Why your ability to earn an income is your greatest asset and how can you insure it?
Income protection benefits are uniquely packaged as one of the few risk benefits that aim to insure customers against any unforeseen circumstances that impact their ability to work and earn an income.
While benefits such as life cover, disability and critical illness provide a lump sum payout after suffering a critical event, payments under these insurance benefits are generally not directly linked to the actual cost associated with suffering the event.
“Income protection on the other hand generally covers an ability to earn an income, through monthly payments, in the event of not being able to work, placing a customer in the same financial position as they were while working”, says Henk Meintjes, Head of Risk Product Development at Liberty.
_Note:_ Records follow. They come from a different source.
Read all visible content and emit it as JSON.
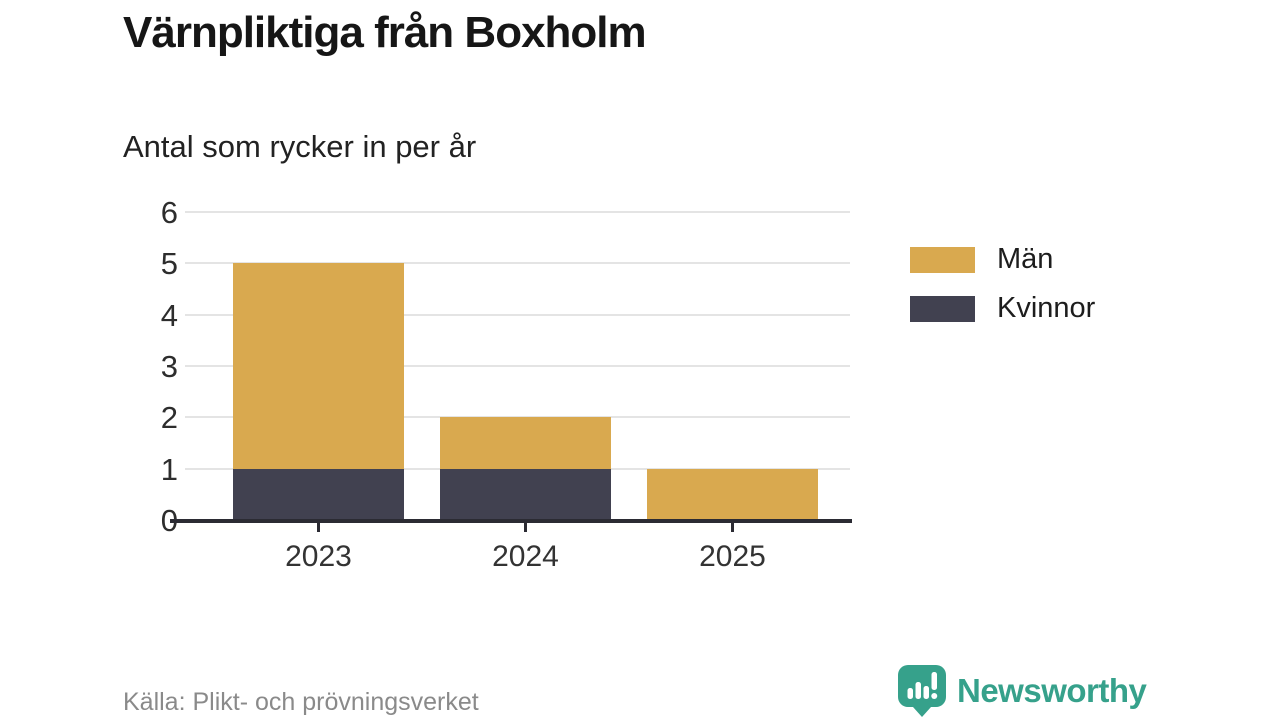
{
  "title": "Värnpliktiga från Boxholm",
  "subtitle": "Antal som rycker in per år",
  "chart_data": {
    "type": "bar",
    "stacked": true,
    "title": "Värnpliktiga från Boxholm",
    "subtitle_as_ylabel": "Antal som rycker in per år",
    "categories": [
      "2023",
      "2024",
      "2025"
    ],
    "series": [
      {
        "name": "Män",
        "values": [
          4,
          1,
          1
        ],
        "color": "#d9a94f"
      },
      {
        "name": "Kvinnor",
        "values": [
          1,
          1,
          0
        ],
        "color": "#414150"
      }
    ],
    "stack_order_bottom_to_top": [
      "Kvinnor",
      "Män"
    ],
    "totals": [
      5,
      2,
      1
    ],
    "ylim": [
      0,
      6
    ],
    "yticks": [
      0,
      1,
      2,
      3,
      4,
      5,
      6
    ],
    "grid": true,
    "legend_position": "right"
  },
  "footer": {
    "source": "Källa: Plikt- och prövningsverket",
    "brand": "Newsworthy"
  },
  "colors": {
    "bar_men": "#d9a94f",
    "bar_women": "#414150",
    "axis": "#2b2b33",
    "grid": "#e4e4e4",
    "brand_teal": "#36a18b"
  }
}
Income protection benefits are also unique to the extent that they have seen constant innovation over the past few years.
First generation income protection benefits are aimed at simply providing a portion of an individual’s monthly salary in the event of them being occupationally disabled. Benefits improved very quickly over time with second and subsequent generation benefits providing increases in the sums insured that could be covered (up to 100% of monthly income), adding additional claims criteria such as critical illness, impairments and fractures – amongst many others – and even increasing the maximum term of the benefit through revised retirement ages and the likes.
The latest generation of benefits look to include holistic income protection cover against anything that could potentially pose a threat to earning an income, including retrenchment, maternity and child illness.
“Despite all improvements over time, income protection benefits remain completely undersold. Various theories exist as to why this is the case, including the assumption that customers simply do not fully understand these benefits and the importance of insuring one’s income,” adds Meintjes.
The lack of product knowledge by customers particularly concerning from a customer centricity and Treating Customers Fairly (TCF) perspective. While every effort has been made to include additional benefits which truly meet observed customer needs over the years, very little seems to have been done to compare the pros and cons of lump sum and income benefits directly to customers.
The end result is that most customers still do not trust income protection benefits fully, preferring the (false) security of a larger lump sum payment instead. Customers also seem to believe that employer sponsored schemes provide sufficient cover, implying there is no additional need for income protection in a personal capacity. However, the reality is very different – very few employer schemes offer income protection cover. “Only by constantly putting appropriate advice in front of customers and showing them how these benefits could insure them, will we be able to facilitate a shift towards more comprehensive protection”, concludes Meintjes.